I giudici si pongono in linea con l’orientamento giurisprudenziale di legittimità (v. Cass. n. 3860/2000), secondo cui, laddove sia divenuto impossibile per l’imprenditore, anche senza sua colpa, adempiere l’obbligazione di consentire la fruizione delle ferie, si configura, dal mancato godimento delle stesse, il diritto del lavoratore al pagamento dell’indennità sostitutiva. Tale diritto, secondo il Collegio:

a) “costituendo un riflesso contrattuale del diritto alle ferie, non può essere condizionato, nella sua esistenza, alle esigenze aziendali”;

b) ha natura retributiva, in quanto rappresenta la corresponsione (ex artt. 1463 e 2037 c. c.) del valore di prestazioni non dovute e non restituibili in forma specifica (su questo punto la giurisprudenza è divisa. Per il carattere risarcitorio dell’indennità, con conseguente prescrizione estintiva decennale, v. Cass. 29 gennaio 2016, n. 1756, GI, 2016, 1178, con nota di F. LUNARDON e Cass. 12 gennaio 2016, n. 276).

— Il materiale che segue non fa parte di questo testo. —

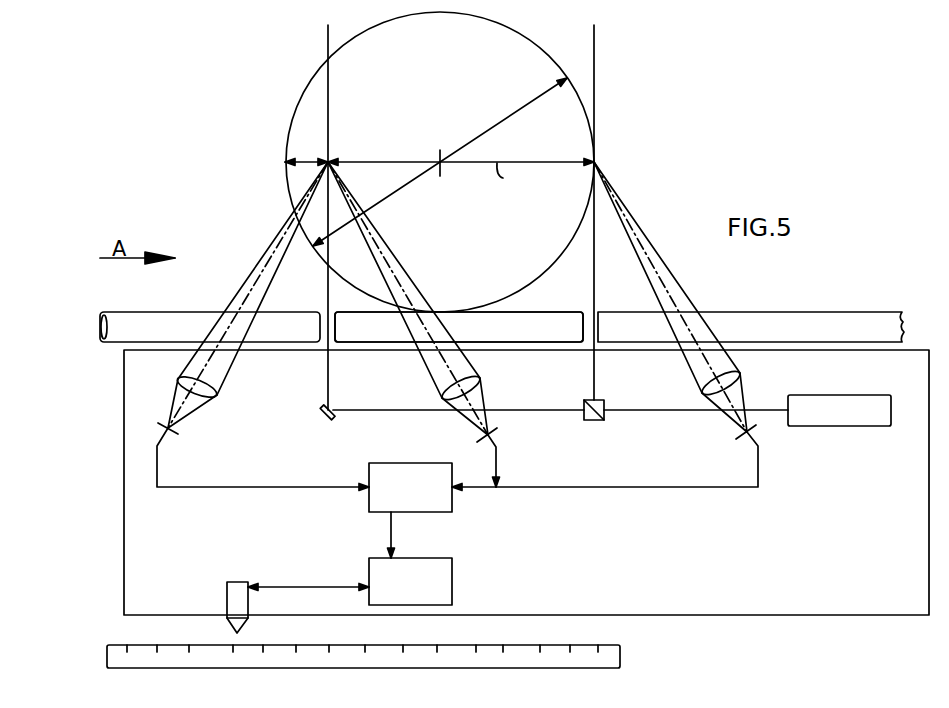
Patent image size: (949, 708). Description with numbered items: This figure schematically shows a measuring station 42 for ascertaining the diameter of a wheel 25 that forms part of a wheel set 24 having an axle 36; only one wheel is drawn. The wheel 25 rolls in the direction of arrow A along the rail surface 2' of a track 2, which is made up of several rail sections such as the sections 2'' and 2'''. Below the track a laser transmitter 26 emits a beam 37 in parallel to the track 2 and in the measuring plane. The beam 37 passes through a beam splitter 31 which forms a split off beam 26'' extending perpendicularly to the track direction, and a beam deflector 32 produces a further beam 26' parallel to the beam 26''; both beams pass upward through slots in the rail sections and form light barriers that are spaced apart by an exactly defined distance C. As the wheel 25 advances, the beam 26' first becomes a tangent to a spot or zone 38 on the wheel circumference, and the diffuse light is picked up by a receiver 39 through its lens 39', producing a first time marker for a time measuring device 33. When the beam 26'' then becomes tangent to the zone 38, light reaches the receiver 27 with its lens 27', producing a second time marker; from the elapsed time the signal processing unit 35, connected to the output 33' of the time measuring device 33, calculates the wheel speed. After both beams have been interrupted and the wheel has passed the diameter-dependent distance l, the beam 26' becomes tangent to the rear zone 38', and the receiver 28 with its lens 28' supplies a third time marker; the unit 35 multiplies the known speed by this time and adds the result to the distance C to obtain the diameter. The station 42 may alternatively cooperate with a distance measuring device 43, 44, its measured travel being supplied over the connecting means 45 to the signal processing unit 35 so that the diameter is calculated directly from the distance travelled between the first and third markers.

The track 2 is at (459, 351).
The rail surface 2' is at (459, 312).
The slot 2'' is at (751, 310).
The tube section 2''' is at (211, 310).
The wheel set 24 is at (300, 68).
The wheel 25 is at (512, 234).
The laser transmitter 26 is at (847, 430).
The beam 26' is at (354, 217).
The split off beam 26'' is at (623, 212).
The receiver 27 is at (615, 431).
The lens 27' is at (670, 297).
The receiver 28 is at (263, 435).
The lens 28' is at (230, 295).
The beam splitter 31 is at (586, 418).
The beam deflector 32 is at (324, 418).
The time measuring device 33 is at (432, 499).
The output 33' is at (411, 535).
The signal processing unit 35 is at (440, 592).
The axle 36 is at (440, 158).
The beam 37 is at (650, 410).
The spot or zone 38 is at (482, 166).
The spot or zone 38' is at (282, 151).
The receiver 39 is at (515, 432).
The lens 39' is at (426, 298).
The measuring station 42 is at (722, 534).
The distance measuring device 43 is at (112, 655).
The distance measuring device 44 is at (232, 598).
The connecting means 45 is at (285, 586).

c) non può essere escluso per l’assenza di un’espressa previsione contrattuale;

d) “non sussiste se il datore di lavoro dimostra di avere offerto un adeguato tempo per il godimento delle ferie, di cui il lavoratore non abbia usufruito (venendo ad incorrere così nella “mora del creditore”)”.

Questa interpretazione, chiarisce la Corte di Cassazione, non pregiudica il diritto inderogabile alle ferie di cui all’art. 36, co. 3, Cost., e non contrasta con le fonti internazionali (Convenzione OIL, n. 132/1970, sui congedi annuali pagati, ratificata e resa esecutiva con L. 10 aprile 1981, n. 157; Carta dei diritti fondamentali dell’Unione europea, proclamata a Nizza il 7 dicembre 2000 e adattata a Strasburgo il 12 dicembre 2007, art. 31, co. 2; e Direttiva 23 novembre 1993, n. 93/104/CE sull’organizzazione dell’orario di lavoro, poi confluita nella Direttiva n. 2003/88/CE, che codifica la materia).

“Il diritto alle ferie sarebbe invece violato se con la cessazione dal servizio si vanificasse, senza alcuna compenso di tipo economico, il godimento delle ferie “compromesso dalla malattia o da altra causa non imputabile al lavoratore” (nota prot. n. 0094806, Dip. Ragioneria generale dello Stato).